Isadora Duncan ünlü alıntılar

son güncelleme : 5 Eylül 2024

other language: spanish | czech | german | french | italian | slovak | turkish | ukrainian | dutch | russian | portuguese

Isadora Duncan
  • Beden hareketi aracılığı ile insan ruhunun ilahi ifadesi olabilecek dansı arıyorum.

  • Benim sloganım - sınır tanımayan.

  • Dans: En Özgür Bedendeki En Yüksek Zeka.

  • Aynı şekilde üç tür dansçı vardır: birincisi, dansı kişiliksiz ve zarif arabesklerden oluşan bir tür jimnastik tatbikatı olarak görenler; ikincisi, zihinlerini yoğunlaştırarak bedeni istenen bir duygunun ritmine yönlendiren, hatırlanan bir duyguyu veya deneyimi ifade edenler. Ve son olarak, bedeni ruhun ilhamına teslim ederek aydınlık bir akışkanlığa dönüştürenler var.

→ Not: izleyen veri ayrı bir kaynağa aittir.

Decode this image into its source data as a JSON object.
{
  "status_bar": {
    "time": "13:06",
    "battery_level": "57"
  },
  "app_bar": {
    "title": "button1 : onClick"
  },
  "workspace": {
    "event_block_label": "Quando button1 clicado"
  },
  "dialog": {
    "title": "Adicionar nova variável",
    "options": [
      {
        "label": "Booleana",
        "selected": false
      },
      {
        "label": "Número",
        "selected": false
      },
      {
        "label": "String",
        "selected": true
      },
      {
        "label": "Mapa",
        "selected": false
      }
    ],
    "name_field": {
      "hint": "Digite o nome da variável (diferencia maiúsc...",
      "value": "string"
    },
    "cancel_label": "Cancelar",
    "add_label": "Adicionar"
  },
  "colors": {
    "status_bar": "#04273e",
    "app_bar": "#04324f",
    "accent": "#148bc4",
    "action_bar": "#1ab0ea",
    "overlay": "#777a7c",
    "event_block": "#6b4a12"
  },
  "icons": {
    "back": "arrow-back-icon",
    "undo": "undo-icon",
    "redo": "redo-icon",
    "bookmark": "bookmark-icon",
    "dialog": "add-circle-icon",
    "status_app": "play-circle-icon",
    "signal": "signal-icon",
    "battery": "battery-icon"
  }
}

  • Bir dansçı, eğer harikaysa, insanlara sonsuza dek yanlarında taşıyabilecekleri bir şey verebilir. Bunu asla unutamazlar ve bu onları değiştirmiştir, ancak bunu asla bilemeyebilirler.

  • Sana ne anlama geldiğini söyleyebilseydim, dans etmenin bir anlamı olmazdı

  • Dans, bir bireyde yoğunlaşan evrenin hareketidir.

  • Küçük çocukların acı çekmesine izin verildiği sürece, bu dünyada gerçek bir aşk yoktur.

  • Basit bir jest yapmayı öğrenmem yıllar süren mücadelemi, sıkı çalışmamı ve araştırmamı aldı ve yazma sanatı hakkında basit, güzel bir cümle yazmanın yıllarca yoğun çaba gerektireceğini fark edecek kadar çok şey biliyorum.

  • Dans - tekrar yaşamak için ölen her şeyin ritmidir; Güneşin sonsuz doğuşudur.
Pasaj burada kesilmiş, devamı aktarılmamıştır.